Sözgelimi Türkiye’de ‘odundan milletvekili’, ‘kalastan cumhurbașkanı’, ‘ceketten belediye bașkanı’, ‘üçkağıtçıdan bakan’ ve ‘kalpazandan bașbakan’ olunabilir.
O yerlere kimi hesaplar yapılmadan gelinebilir mi?
Bu anlamda, yerleșik ‘hesap adamı’ tanımlaması içine girebilirler.
Ancak kesinlikle ‘devlet adam’ı diye tanımlanamazlar.
‘Hesap uzmanlığı’ ise hesap adamlarının hesaplarının ‘Bağdat’tan dönmesi’ni beklemeden irdelemesini yapabilmeyi gerektirir.
Kemal Kılıçdaroğlu da ‘hesap uzmanlığı’ndan gelmekte ve ‘devlet adamlığı’na doğru yol almaktadır.
Hesaptan anlıyor olması kadar doğal bir șey olamaz.

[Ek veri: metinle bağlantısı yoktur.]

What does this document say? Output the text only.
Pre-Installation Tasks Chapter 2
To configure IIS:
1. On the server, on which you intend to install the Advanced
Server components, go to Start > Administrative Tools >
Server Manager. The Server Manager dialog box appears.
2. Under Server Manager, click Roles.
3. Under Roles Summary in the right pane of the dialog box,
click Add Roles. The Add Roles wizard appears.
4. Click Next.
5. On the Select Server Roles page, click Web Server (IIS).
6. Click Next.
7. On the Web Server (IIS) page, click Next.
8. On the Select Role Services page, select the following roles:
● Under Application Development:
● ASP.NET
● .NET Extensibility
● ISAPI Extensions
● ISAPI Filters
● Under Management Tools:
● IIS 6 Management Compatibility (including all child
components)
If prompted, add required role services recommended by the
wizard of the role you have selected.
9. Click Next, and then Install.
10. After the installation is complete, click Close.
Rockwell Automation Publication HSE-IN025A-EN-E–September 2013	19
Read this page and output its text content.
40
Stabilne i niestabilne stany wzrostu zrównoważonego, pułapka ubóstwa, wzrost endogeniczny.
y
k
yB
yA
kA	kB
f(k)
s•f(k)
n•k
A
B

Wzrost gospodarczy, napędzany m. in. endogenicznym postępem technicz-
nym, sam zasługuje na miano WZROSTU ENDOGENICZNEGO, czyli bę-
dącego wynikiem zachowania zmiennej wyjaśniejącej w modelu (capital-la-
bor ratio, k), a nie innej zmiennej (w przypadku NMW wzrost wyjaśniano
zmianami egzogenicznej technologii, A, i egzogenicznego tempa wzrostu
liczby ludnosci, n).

Ancak ‘hesap adamlığı’na takılı kalması halinde ‘devlet adamlığı’ onuruna erișemeyeceği de ortadadır.
Belirli hesaplar üzerinden çok genel müdür, müsteșar, vali, milletvekili, bakan, bașbakan ve cumhurbașkanı olundu bu ülkede.
Ama pek az ‘devlet adamı’ yetiști.
(...)
Kemal Kılıçdaroğlu bu hesap sormada ‘uzman’ olduğunu kanıtalayabilecek midir acaba?
Yoksa o da ‘belli hesapların adamı’ olmayı mı yeğleyecektir?
(...)
Bakalım Kemal Kılıçdaroğlu nereye kadar gidebilecek?
Devlet’in adamı mı olacak, bir ‘devlet adamı’ mı olacak? »
Habip Hamza Erdem, “Devlet Adamı”, 27 Temmuz 2010
Aradan 4 yıl 4 ay geçtikten sonra, dün gece televizyonda izledim kendilerini.
Sıradan bir ‘hesap uzmanı’ olarak kalmış Kemal Kılıçdaroğlu.
‘Devlet’ kavramını özümseyememiş; ‘devlet adamı’ olmanın yanından bile geçmemiş.
Belki iyi niyetli, ama kesinlikle bir ‘bürokrat’ olarak kalmış.
Bir ‘Millî Hükumet’te deneyimli bir SSK Genel Müdürü olabilir.
Ancak kesinlikle CHP gibi bir partiyi yönetemeyeceği ortaya çıkmış bulunmaktadır.
Cumhuriyet hükûmetlerini yönetebilmesi ise sözkonusu bile olamaz.
Ne ‘ekonomik bunalım’dan haberi var, ne yeni uluslararası ‘denge’lerden..
O hala Kenan Evren’lerin ‘Atatürkçülüğü’nden dem vurmakta; ‘sosyal devlet’ten falan sözetmekte.
Değirmen gitmiş o şakşağını aramaktadır.
Dün ellerini belinin üzerine koyarak ‘ben Dersimli Kemal’im diyordu.
Çıkmış bugün ‘Atatürkçü’yüm diyor.
Seni Atatürk çarpsın e mi, Dersimli Kemal.
Çarpılacağını bile hesaplamaktan acizsin.